Securonix runs on a big data architecture (originally built on Hadoop, now evolved) that handles high data volumes. The platform includes pre-built content packs for common use cases like insider threat, cloud security monitoring, and fraud detection. It also provides investigation tools, case management, and response automation.

Who it’s best for

  • Enterprise SOCs with high alert volumes and analyst fatigue
  • Organizations with significant insider threat concerns
  • Financial services, healthcare, and government agencies with strict monitoring requirements
  • Security teams migrating from legacy SIEMs that want cloud-native UEBA
  • Companies with complex hybrid environments generating diverse telemetry

Pricing reality check

Securonix prices on data ingestion volume with tiered plans. Enterprise pricing is mid-to-high six figures for large deployments. The UEBA capabilities are bundled, which is an advantage over platforms that charge for UEBA as an add-on.

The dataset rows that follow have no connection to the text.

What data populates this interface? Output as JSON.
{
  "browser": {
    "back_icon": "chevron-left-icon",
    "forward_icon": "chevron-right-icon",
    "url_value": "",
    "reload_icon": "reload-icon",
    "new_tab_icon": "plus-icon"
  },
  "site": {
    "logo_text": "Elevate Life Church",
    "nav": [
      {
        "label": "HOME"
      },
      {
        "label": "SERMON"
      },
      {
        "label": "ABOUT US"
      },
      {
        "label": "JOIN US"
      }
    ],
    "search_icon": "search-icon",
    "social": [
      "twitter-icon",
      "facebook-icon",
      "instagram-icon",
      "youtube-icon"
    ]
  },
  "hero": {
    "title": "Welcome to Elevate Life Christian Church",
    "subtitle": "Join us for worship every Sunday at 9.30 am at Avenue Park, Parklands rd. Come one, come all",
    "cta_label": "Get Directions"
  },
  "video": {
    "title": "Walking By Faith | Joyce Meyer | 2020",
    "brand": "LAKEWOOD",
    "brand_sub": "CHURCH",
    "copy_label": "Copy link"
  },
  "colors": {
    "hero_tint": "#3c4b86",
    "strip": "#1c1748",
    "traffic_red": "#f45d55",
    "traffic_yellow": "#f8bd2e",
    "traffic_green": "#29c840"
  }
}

Compared to Splunk, Securonix is generally less expensive at comparable data volumes. Compared to Microsoft Sentinel, it costs more but provides deeper UEBA out of the box. The procurement process can be lengthy. Securonix tends to involve extended proof-of-value engagements before closing deals, which is good for evaluation but frustrating if you need to move quickly.

Alternatives to consider

  • Exabeam — Similar UEBA focus. The timeline feature is comparable to Securonix’s threat chains. Corporate merger situation adds risk.
  • Microsoft Sentinel — Cheaper for Azure-heavy environments. Built-in UEBA is improving but less mature.
  • Splunk — Broader ecosystem and more integrations. UEBA requires the separate UBA add-on. More expensive.
  • Gurucul — Niche UEBA player with strong analytics. Less SIEM depth. Worth evaluating if UEBA is your primary requirement.

The Charting Cyber take

Securonix does behavioral analytics well. The threat chain concept genuinely reduces alert fatigue, and the cloud-native architecture scales without the operational headaches of on-prem SIEM. For enterprise SOCs drowning in alerts, the UEBA capabilities can meaningfully improve analyst efficiency.

The caveats are complexity and time to value. Securonix is not a platform you deploy in a week. Tuning the behavioral models requires real data and real time — expect months before the ML baselines are useful. The configuration can be opaque, and documentation is not always clear. Budget for professional services during the initial deployment, and set realistic expectations about when the analytics will start delivering value.